Amara Haqqani: Understand their spending. You're paying yourself a paycheck now in retirement, it really... We are shocking in general. I talked to the average girlfriend of mine about whether or not they understand where their money is going, and all of us are kind of in the same boat, but we have the benefit of understanding that next month or the next fortnight we get another paycheck, so we get make it work. That doesn't work in retirement. You really do need to know where your money is going, and that kind of awareness, self-awareness, financial self-awareness, is key in retirement.
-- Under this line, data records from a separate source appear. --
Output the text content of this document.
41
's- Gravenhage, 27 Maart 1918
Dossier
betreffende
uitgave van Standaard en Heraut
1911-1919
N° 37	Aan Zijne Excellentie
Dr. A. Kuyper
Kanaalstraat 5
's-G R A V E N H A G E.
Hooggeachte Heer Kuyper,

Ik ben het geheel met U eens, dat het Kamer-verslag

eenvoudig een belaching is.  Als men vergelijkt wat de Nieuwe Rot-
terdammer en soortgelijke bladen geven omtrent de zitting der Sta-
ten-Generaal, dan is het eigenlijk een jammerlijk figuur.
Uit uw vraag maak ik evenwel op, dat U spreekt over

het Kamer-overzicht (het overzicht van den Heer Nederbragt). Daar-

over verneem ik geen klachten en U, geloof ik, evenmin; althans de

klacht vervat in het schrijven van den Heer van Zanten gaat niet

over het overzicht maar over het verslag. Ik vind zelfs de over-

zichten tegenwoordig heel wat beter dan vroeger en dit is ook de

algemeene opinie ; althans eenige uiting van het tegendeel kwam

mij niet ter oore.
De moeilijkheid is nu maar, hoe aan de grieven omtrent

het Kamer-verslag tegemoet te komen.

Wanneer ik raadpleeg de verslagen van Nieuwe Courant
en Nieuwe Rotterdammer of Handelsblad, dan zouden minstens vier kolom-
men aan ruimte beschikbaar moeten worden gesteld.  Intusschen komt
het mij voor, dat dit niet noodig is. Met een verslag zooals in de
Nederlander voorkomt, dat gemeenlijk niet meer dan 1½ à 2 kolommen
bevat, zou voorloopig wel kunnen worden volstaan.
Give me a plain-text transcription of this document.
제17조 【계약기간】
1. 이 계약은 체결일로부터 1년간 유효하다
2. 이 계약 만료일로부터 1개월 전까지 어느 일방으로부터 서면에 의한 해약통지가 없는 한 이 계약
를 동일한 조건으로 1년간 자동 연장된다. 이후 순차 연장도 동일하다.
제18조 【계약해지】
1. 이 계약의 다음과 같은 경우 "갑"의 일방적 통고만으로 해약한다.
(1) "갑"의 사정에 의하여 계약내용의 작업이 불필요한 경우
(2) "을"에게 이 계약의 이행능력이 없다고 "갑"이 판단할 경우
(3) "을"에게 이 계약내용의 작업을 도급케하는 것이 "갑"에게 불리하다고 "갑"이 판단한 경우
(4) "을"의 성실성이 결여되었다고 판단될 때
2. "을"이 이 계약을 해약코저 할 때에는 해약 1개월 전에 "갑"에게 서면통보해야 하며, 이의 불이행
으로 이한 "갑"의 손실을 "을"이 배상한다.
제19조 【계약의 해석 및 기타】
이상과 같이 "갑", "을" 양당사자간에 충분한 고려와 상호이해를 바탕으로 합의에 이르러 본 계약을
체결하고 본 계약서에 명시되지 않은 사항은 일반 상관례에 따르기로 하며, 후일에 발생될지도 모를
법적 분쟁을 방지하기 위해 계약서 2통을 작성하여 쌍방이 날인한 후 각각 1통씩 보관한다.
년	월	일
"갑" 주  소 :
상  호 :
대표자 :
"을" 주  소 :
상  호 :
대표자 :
Amara Haqqani: The second thing that we've learned from the retirement data is that a social life is key. One of the things that we've noticed is the decline in leisure spending that happens with age, and a lot of that is very much down to your social circles. And if we could take anything away from the data that we know, it's to make sure you have friends, make sure you have a community around you. And the third thing, and this is some work that other retirement luminaries in the industry have done, people like [16:06] ____ Rubenstein and what not, which goes to the fact that, you know what? Your mental health, your health, your non-financial aspects in the end matter much more than the money aspect of things, and the key to a successful retirement is that community, is that health, is all those things, and hopefully you're financially set up in a way that makes the most of those other aspects.
Josh Funder: Amara, solid advice. I think it wraps up in to find the ways that you can be happy and confident and navigate retirement. We see huge differences and outcomes with people who are confident in all those things you just mentioned, and those who are worried about them through retirement. We need to wrap it up there, but Amara thank you for your contribution to our sector, the data you're bringing to bear for policy makers, for people in the industry, but also over time, ultimately for retirees to make their lives better and their journeys more understood. Thank you again for your contribution to the 2020 Third Pillar Forum.
Amara Haqqani: Thanks for having me.